How do I share the local MCP server with a teammate?

MCP servers run locally on each developer's machine — they are not network services in development. Share the git repo and .env.example. Teammates run npm install && cp .env.example .env, fill in their own API keys, and run npm run dev. If you need a shared staging environment (for integration testing or demo), deploy to a server and use the HTTP/SSE MCP transport instead of stdio.

My server logs mix with the MCP protocol output on stdout. How do I fix this?

The stdio MCP transport uses stdout for JSON-RPC messages. Any console.log() in your server code corrupts the protocol stream — the client receives partial JSON and fails to parse it. Use console.error() for all logging (stderr is not read by the transport), or install a logger that writes to a file: import { createWriteStream } from 'fs'; const log = createWriteStream('./data/dev.log', { flags: 'a' }); and write log.write(JSON.stringify(entry) + '\n'). The MCP Inspector shows stderr output in its Logs panel.

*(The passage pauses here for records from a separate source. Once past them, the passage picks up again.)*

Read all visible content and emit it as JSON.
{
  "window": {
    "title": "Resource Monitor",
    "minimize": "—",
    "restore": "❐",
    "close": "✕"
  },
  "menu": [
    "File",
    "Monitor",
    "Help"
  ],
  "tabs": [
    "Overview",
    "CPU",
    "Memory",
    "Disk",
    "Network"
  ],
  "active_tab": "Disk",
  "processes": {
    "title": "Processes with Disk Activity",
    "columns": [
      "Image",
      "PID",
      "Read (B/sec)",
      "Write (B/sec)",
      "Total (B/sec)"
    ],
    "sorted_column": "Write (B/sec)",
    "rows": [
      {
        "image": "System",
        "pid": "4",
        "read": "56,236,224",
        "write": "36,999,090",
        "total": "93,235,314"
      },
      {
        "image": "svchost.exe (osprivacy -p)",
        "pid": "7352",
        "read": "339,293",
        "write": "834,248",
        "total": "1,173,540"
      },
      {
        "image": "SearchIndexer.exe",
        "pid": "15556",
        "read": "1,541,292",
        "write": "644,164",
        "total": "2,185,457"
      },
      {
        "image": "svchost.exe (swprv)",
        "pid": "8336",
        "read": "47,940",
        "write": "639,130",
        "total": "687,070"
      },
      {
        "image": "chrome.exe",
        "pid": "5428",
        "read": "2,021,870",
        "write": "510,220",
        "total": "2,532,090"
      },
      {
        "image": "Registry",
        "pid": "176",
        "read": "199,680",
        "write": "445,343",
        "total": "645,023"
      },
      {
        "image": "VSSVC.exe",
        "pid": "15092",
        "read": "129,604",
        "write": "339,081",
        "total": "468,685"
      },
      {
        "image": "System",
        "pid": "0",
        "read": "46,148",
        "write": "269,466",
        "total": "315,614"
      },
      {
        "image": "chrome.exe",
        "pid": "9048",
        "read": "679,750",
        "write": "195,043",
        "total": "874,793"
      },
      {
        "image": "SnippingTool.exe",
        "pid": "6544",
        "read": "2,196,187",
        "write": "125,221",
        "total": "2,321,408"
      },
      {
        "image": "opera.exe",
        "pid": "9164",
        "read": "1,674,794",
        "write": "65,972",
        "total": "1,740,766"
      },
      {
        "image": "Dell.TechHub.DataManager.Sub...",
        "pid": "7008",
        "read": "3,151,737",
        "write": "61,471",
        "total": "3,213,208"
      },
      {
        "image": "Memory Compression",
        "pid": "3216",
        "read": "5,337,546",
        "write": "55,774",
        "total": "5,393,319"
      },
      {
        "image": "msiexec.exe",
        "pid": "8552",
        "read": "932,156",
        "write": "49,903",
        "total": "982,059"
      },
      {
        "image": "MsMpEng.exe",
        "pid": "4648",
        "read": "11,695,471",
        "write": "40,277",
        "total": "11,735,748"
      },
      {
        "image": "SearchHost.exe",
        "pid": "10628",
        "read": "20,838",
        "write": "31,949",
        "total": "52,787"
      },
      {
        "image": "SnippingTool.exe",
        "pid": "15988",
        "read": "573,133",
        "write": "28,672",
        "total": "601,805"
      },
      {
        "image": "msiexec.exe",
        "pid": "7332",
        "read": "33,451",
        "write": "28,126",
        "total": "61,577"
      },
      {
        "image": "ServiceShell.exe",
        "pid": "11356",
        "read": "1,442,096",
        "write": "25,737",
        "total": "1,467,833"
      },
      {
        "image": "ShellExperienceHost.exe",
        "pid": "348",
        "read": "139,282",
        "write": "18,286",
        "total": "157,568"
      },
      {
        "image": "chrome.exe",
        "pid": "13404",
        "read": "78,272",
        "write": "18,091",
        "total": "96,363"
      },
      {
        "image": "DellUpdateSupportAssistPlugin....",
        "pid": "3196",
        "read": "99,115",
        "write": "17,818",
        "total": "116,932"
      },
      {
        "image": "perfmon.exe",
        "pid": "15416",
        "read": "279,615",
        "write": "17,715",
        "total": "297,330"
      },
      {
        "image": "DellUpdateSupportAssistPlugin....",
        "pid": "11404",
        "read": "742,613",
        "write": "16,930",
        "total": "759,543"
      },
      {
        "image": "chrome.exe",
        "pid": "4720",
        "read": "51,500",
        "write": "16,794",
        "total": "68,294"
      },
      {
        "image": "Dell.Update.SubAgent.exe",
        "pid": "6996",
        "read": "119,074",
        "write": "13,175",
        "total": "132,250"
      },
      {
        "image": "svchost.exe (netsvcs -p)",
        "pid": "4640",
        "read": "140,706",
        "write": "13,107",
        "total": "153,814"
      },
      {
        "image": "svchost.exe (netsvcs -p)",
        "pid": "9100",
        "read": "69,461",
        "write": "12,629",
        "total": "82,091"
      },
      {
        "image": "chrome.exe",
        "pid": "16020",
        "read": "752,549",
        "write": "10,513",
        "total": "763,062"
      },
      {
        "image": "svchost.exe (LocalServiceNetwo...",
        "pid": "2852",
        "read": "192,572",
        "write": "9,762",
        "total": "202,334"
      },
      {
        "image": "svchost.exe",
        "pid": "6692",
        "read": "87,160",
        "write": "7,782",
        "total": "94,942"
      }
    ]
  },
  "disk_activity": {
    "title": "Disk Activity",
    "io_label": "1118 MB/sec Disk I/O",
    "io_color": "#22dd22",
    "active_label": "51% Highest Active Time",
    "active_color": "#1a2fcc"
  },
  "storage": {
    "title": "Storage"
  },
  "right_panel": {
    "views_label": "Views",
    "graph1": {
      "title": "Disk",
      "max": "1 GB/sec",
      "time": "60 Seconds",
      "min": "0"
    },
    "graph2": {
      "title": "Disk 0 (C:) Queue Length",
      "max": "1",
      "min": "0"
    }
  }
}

Can I run multiple MCP servers locally at the same time?

Yes. Each server is an independent process. Claude Desktop supports multiple servers in its config — add separate entries under mcpServers with different keys. Inspector supports connecting to one server at a time per browser tab; open multiple tabs for multiple servers. There is no port conflict because stdio transport does not use network ports.